Color index is now defined as the B magnitude minus the V magnitude. A pure white star has a B-V of about 0.2, our yellow Sun is 0.63, orange-red Betelgeuse is 1.85, and the bluest star believed possible is -0.4, pale blue-white (see "The Truth About Star Colors," S&T: September 1992, page 266).
So successful was the UBV system that it was extended redward with R and I filters to define standard red and near-infrared magnitudes. Hence it is sometimes called UBVRI. Infrared astronomers have carried it to still longer wavelengths, picking up alphabetically after I to define the J, K, L, M, N, and Q bands (S&T: June 1995, page 23). These were chosen to match the wavelengths of infrared "windows" in the atmosphere where absorption by water vapor does not entirely block the view.
Appearance and Reality
What, then, is an object's real brightness? How much total energy is it sending to us at all wavelengths combined, visible and invisible?
The answer is called the bolometric magnitude, mbol, because total radiation was once measured with a device called a bolometer. The bolometric magnitude has been called the God's-eye view of an object's true luster. Astrophysicists value it as the true measure of energy emission as seen from the location of Earth. The bolometric correction tells how much brighter the bolometric magnitude is than the V magnitude. Its value is always negative, because any star or object emits at least some radiation outside the visual range.
Up to now we've been dealing only with apparent magnitudes -- how bright things look from Earth. We don't know how intrinsically bright an object is until we also take its distance into account. Thus astronomers created the absolute magnitude scale. An object's absolute magnitude is simply how bright it would appear if placed at a standard distance of 10 parsecs (32.6 light-years).
Seen from this distance, the Sun would shine at an unimpressive visual magnitude 4.85. Rigel would blaze at a dazzling -8, nearly as bright as the quarter Moon. The red dwarf Proxima Centauri, the closest star to the solar system, would appear to be magnitude 15.6, the tiniest little glimmer visible in a 16-inch telescope! Knowing absolute magnitudes makes plain how vastly diverse are the objects that we casually lump together under the single word "star."
Absolute magnitudes are always written with a capital M, apparent magnitudes with a lower-case m.

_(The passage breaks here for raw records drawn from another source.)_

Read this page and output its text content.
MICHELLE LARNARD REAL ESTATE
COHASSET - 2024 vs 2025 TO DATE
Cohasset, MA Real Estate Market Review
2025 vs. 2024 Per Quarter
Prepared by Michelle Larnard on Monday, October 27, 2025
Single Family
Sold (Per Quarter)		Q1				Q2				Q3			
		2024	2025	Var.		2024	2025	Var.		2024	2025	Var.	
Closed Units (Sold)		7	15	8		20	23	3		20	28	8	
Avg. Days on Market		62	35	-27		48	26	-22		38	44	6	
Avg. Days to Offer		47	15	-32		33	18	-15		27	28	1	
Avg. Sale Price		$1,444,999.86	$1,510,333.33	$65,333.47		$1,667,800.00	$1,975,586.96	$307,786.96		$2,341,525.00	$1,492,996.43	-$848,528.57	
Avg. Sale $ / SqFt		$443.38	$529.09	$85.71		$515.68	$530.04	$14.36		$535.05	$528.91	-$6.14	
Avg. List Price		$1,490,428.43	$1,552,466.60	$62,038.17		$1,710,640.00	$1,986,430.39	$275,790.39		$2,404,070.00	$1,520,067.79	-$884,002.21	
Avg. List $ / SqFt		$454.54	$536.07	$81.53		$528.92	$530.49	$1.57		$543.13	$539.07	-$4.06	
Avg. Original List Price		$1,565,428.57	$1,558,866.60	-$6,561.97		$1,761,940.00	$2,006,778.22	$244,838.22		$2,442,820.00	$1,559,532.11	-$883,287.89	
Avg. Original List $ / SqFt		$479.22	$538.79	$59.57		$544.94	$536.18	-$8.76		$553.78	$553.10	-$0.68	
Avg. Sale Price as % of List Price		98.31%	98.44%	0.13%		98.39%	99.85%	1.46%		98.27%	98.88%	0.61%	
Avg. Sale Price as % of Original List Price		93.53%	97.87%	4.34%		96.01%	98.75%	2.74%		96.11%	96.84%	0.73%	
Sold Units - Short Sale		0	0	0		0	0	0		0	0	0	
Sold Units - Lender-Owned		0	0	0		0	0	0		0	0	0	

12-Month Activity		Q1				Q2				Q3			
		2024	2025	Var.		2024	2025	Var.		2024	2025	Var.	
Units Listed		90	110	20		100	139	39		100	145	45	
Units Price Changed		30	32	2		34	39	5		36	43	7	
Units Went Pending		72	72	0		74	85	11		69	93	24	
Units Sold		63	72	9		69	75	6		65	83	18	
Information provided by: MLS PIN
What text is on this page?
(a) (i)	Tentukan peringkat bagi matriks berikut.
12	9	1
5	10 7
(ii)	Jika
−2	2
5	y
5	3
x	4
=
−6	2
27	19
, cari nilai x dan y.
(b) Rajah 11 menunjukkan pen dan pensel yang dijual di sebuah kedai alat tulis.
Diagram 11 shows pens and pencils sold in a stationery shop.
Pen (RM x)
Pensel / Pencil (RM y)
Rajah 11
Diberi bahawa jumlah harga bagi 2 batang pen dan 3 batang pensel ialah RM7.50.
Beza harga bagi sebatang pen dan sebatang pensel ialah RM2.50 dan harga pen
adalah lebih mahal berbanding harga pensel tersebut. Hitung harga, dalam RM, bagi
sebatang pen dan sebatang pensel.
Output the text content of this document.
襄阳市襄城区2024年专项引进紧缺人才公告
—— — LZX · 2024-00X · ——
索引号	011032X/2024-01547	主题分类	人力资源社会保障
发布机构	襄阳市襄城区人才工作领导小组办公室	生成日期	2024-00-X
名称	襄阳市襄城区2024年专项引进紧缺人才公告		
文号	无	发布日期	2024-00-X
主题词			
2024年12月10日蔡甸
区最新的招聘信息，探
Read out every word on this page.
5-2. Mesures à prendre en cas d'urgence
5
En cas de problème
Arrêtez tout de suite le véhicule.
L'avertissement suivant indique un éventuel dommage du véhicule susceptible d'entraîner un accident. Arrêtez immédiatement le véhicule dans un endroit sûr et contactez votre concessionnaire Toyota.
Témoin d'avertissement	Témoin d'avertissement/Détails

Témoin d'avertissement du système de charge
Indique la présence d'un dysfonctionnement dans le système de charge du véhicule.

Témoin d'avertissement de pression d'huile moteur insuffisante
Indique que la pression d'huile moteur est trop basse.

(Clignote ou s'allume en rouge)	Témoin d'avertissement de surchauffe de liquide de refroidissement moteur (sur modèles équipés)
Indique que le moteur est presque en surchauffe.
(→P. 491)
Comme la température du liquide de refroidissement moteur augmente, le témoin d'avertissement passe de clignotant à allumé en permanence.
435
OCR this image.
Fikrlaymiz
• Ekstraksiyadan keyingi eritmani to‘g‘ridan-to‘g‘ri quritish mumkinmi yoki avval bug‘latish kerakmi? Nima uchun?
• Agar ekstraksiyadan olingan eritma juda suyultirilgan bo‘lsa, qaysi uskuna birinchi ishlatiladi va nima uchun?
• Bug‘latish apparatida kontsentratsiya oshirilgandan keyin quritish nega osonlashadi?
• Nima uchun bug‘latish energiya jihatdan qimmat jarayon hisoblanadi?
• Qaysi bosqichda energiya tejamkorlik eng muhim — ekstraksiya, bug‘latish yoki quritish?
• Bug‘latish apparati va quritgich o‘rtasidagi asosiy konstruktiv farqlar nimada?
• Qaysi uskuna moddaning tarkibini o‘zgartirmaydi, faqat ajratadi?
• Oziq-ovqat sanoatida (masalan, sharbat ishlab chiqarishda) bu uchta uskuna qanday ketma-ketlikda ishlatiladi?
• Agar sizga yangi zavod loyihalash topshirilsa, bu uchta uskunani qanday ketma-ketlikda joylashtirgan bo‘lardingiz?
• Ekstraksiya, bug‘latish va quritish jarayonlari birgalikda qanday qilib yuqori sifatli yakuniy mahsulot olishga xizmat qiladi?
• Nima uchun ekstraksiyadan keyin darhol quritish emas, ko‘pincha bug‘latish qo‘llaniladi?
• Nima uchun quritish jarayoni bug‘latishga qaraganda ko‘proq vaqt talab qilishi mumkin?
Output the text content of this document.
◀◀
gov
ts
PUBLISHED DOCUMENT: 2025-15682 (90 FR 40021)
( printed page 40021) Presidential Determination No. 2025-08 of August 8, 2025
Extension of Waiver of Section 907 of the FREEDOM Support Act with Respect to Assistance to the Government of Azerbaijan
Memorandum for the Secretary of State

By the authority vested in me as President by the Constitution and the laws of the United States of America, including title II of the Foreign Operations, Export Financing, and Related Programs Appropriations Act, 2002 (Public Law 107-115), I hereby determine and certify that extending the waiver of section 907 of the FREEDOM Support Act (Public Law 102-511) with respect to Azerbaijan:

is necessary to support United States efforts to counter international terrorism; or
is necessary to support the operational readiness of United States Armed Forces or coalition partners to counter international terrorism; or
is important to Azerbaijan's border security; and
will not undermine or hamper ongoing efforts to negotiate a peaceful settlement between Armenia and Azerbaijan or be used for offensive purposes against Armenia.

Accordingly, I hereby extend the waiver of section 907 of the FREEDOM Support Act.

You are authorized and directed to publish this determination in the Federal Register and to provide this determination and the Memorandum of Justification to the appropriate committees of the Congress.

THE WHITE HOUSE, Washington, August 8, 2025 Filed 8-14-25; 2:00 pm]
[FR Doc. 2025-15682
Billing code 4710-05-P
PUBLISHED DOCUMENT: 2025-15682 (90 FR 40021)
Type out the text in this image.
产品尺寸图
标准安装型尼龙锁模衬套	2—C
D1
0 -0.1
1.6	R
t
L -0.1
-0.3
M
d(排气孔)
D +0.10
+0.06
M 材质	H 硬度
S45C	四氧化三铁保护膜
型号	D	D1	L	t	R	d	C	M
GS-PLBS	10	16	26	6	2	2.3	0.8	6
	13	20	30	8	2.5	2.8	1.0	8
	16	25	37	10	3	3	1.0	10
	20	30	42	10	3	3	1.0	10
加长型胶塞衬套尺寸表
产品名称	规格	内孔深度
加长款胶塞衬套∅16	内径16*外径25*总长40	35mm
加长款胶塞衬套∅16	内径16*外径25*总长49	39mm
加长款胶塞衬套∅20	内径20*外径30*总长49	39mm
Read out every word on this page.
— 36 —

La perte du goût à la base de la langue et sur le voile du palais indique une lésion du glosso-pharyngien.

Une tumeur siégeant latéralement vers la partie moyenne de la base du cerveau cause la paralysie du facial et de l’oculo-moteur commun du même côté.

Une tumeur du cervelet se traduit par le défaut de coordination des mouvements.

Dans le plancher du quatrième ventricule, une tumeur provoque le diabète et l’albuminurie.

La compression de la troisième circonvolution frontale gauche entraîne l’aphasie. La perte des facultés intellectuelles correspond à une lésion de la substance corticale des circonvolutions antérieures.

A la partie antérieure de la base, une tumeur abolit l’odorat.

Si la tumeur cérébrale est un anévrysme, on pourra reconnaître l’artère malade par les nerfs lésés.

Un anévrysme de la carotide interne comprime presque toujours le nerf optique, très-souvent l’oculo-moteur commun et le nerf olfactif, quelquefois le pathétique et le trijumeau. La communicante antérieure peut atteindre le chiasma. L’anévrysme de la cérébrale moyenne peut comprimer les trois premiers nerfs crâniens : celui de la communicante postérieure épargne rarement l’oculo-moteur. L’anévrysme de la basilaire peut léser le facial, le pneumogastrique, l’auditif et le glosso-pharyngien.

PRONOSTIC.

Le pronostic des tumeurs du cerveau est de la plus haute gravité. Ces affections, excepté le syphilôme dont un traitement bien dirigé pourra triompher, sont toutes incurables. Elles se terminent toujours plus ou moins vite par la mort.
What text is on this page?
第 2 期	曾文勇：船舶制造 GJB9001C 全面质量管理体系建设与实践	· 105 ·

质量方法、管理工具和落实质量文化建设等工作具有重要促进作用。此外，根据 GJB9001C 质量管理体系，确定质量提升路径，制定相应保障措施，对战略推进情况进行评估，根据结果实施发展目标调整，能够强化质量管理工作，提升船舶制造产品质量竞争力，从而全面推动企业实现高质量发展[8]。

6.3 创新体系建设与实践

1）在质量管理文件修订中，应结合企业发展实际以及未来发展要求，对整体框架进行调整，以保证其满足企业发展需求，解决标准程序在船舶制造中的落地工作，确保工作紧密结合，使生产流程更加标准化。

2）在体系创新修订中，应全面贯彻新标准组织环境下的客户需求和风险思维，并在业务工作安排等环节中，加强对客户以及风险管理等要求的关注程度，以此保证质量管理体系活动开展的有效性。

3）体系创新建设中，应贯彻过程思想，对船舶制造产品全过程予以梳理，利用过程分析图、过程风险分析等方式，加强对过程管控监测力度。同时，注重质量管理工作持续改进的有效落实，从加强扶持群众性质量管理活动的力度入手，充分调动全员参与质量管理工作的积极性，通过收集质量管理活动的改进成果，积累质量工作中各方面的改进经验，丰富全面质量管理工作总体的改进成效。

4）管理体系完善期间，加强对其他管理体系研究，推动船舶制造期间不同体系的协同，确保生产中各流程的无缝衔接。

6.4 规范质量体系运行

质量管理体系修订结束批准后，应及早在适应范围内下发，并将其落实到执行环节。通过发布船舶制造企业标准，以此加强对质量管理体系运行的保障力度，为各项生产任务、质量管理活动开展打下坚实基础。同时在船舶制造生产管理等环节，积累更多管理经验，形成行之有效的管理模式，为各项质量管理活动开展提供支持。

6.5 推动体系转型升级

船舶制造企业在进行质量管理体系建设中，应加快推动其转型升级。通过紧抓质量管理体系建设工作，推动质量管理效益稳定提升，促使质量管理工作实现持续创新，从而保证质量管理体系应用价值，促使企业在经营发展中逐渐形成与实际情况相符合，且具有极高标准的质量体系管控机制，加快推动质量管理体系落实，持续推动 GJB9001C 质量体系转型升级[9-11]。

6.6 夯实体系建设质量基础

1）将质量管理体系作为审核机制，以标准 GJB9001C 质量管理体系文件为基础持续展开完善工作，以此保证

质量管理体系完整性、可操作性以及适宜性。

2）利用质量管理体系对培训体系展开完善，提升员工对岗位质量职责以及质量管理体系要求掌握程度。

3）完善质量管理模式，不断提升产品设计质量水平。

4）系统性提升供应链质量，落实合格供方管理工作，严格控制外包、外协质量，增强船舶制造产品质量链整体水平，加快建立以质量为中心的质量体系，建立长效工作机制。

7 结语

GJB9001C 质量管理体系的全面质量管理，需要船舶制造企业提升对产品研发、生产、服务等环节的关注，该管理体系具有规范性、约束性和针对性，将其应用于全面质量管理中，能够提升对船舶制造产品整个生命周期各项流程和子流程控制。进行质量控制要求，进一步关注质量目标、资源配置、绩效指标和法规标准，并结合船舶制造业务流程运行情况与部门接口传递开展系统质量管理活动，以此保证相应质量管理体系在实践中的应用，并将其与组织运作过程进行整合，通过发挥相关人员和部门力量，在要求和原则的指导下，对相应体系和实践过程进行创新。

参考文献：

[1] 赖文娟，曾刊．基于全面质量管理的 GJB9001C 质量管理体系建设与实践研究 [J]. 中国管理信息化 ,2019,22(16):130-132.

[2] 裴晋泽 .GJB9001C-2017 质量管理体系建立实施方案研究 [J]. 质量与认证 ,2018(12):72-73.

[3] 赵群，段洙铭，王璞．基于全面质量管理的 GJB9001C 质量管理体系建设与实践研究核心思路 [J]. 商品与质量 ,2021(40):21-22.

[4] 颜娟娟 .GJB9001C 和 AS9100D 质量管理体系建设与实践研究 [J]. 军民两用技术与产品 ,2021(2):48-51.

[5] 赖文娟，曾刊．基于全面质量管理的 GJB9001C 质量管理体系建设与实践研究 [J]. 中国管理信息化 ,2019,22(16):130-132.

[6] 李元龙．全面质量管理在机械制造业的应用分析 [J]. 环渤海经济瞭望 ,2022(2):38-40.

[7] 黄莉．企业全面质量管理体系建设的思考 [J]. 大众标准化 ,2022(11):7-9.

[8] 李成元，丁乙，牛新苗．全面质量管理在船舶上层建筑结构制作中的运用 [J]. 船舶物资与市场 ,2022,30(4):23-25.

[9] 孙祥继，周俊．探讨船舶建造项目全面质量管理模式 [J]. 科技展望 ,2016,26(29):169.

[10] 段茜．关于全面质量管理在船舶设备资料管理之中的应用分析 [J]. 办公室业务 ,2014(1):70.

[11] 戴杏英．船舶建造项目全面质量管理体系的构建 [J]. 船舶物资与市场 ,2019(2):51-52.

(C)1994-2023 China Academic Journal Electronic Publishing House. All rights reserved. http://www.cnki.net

Any type of apparent magnitude -- photographic, bolometric, or whatever -- can be converted to absolute.
Lastly, for comets and asteroids a very different "absolute magnitude" is used. It tells how bright they would appear to an observer standing on the Sun if the object were one astronomical unit away.
So, are magnitudes too complicated? Not at all. They're as simple as they can be considering their historical roots and what they have to describe today. Hipparchus would be enchanted.
Alan MacRobert is an associate editor of Sky & Telescope magazine and an avid backyard astronomer.